Yoav: That is something we discussed as server-side aggregation, a different API shape for a different purpose
... Value itself is a boolean with coin flip, and it's used to discard the entire navigation or not. Nothing is fuzzed.
... All values are the same, but collector may choose to ignore in cases probabilistically. Not for specific entry, but for histogram calc is done differently if they want to take in confidence.
Michal: Interested in future use-cases. Need the confidence and not hidden. If any values could be affected by coin flip, but in this case they're not.
... Would be another reason to go for proposal #1
Yoav: If we end up doing server-side aggregation, will have a different shape.
... Noam also talks about worklet fuzzing but that could be different
Jase: Supportive of proposal #1
Michal: What about actual when we trigger the value. #1 is how we expose.
Yoav: I think it will have to be UA-defined. We have confidence rather than a more specific thing. We made it fuzzier because more use-cases
... Good question on when we'll fill in data
... For NavTiming entry, in timeline, it is there rather early and values get added over time
... Would be one of the values added later
Michal
Nic: how would we know if the value is already filled in?
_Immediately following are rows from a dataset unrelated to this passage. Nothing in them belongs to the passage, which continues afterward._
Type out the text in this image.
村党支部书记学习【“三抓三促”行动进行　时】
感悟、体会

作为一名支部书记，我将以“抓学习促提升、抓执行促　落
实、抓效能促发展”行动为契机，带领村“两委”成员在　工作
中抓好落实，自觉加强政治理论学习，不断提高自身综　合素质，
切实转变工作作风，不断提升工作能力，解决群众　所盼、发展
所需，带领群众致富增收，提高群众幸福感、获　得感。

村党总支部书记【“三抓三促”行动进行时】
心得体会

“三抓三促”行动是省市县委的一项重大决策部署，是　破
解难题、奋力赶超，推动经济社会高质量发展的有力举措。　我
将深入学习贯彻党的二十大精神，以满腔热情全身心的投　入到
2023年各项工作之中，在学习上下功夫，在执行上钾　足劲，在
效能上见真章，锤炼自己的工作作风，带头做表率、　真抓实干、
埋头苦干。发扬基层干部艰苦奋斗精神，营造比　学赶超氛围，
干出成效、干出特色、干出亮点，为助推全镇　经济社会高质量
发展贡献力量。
Yoav: could be another polled attribute
Michal: For the current usecase, we’d know right away
Nic: The other usecases mentioned were around extensions, and that’s something we’d know late
Yoav: I don’t think that’s in the current implementation, and could complicate privacy
Michal: at session restore you’d want this to be “high”, but there’s another part. The background tabs that are not loaded immediately, there could be tabs that would have been loaded, but they got delayed. They also have slow loading but how would you present it?
Yoav: You're saying the tab started, timeOrigin kicked in?
Michal: Not sure how timeOrigin starts, tab is ther that the user can click in at any moment
... Would act different if I had session restore where all background tabs would've loaded. Now we're deferring those initial loads
... Time load may be different, background vs. foreground
Yoav: I think it depends, if timeOrigin hasn't started, clicking on tab starts nav, then if nothing interferes, high confidence compared to if browser started loading page then froze it.
Michal: From POV of data collection, page immediately loaded in background would have low confidence and perhaps bad loading performance but quick to view. Vs throttled load. Have interesting effects on histograms coming into play.
Amiya: Also have other signals like tab not being visible, used to distinguish.
... Other pointers to break out that data
Nic: people would use this alongside “hidden”, “has the user navigated the site a lot”, etc
Nic: otherwise, no meeting in 2 weeks. See y’all at TPAC!!